Design

Data Transport between Producers and Consumers.

Current Data Transport Problems

  • Adhoc log aggregation
  • Duplicate data transfer
  • Tightly coupled - brittle
  • No Reliability Guarantees
  • Network glitches lead to huge backlog
  • High peak bandwidth requirement
  • No support or different data paths for near real-time use

Goals

  • Capability to transport event data between distributed sub-systems in reliable, efficient, scalable and uniform way for batch as well as near real-time consumption.
  • Decouple data consumers from producers
  • Savings on Network Bandwidth
    • Reduce peak network requirements due to bulk data transfers in spurts.
    • Minimize Duplicate data transfers across WAN

What Conduit is NOT ?

  • Filtering/transformation layer
    • Data is delivered in raw format as being produced
  • Data Store
    • Consumers are expected to consume the data within certain SLA, after which ALL data is purged
  • Batching semantics
    • Consumer decide their own batching semantics –Same data stream can be used by multiple consumers with different needs

Technology Evaluation

Details on Scribe setup/scenarios/usecases - ScribeArch

Design

Scribe Agents on each producer node. Producer application log messages using API which will write to the local scribe agent. Local scribe agent forward message to Scribe collectors. Scribe collectors writes to HDFS. Consumers pull data directly from HDFS.

Producer-1, Producer-2 and Producer-3 are the producers of the Conduit and Consumer-1, Consumer-2 and Consumer-3 are the consumers of the Cconduit.

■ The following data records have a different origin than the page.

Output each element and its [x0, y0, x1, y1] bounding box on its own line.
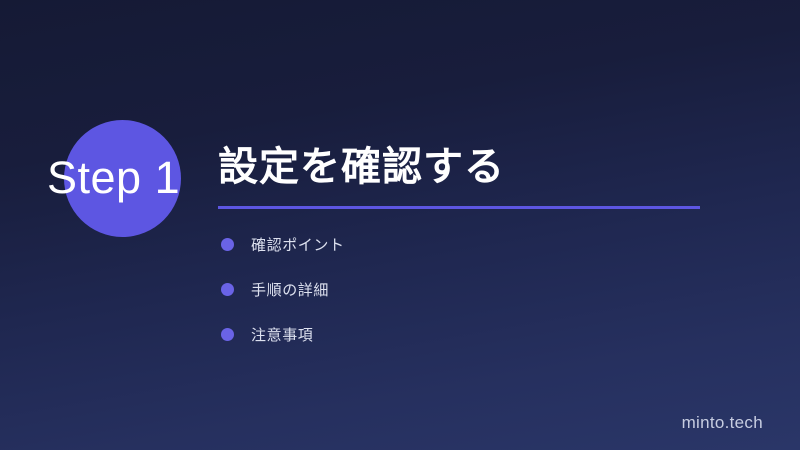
bullet-dot-icon: [221, 283, 234, 296]
list-item-label: 手順の詳細: [251, 279, 329, 300]
slide-content: 設定を確認する 確認ポイント 手順の詳細 注意事項: [218, 140, 738, 368]
bullet-list: 確認ポイント 手順の詳細 注意事項: [218, 233, 738, 345]
list-item-label: 注意事項: [251, 324, 313, 345]
list-item: 確認ポイント: [218, 233, 738, 255]
bullet-dot-icon: [221, 328, 234, 341]
slide-canvas: Step 1 設定を確認する 確認ポイント 手順の詳細 注意事項 minto.t…: [0, 0, 800, 450]
footer-brand: minto.tech: [682, 413, 763, 433]
list-item: 手順の詳細: [218, 278, 738, 300]
step-badge: Step 1: [0, 118, 210, 238]
step-label: Step 1: [47, 130, 207, 226]
bullet-dot-icon: [221, 238, 234, 251]
title-divider: [218, 206, 700, 209]
list-item-label: 確認ポイント: [251, 234, 345, 255]
list-item: 注意事項: [218, 323, 738, 345]
page-title: 設定を確認する: [218, 140, 738, 194]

Producer-1 publishes messages to A_1 and B_1 categories to conduit, Producer-2 publishes messages to A_2 category and Produce-3 publishes the messages to B_3 caterogty/stream. Consumer-1 is only pulling the data from only A_1 stream, Consumer-2 is pulling the data from B_1 and Consumer-3 is pulling the data from A_2 and B_3 streams.

Salient Features

  1. Data compression: All data is kept in compressed form in HDFS. All cross dc transfers are of compressed data.
  2. Data merging: Merging of local streams from multiple data-center into the single Hadoop cluster closer to the consumer.
  3. Mirroring: Mirroring of merged data streams into another Hadoop cluster. Enabling BCP.
  4. Data retention: Manage data retention in the cluster.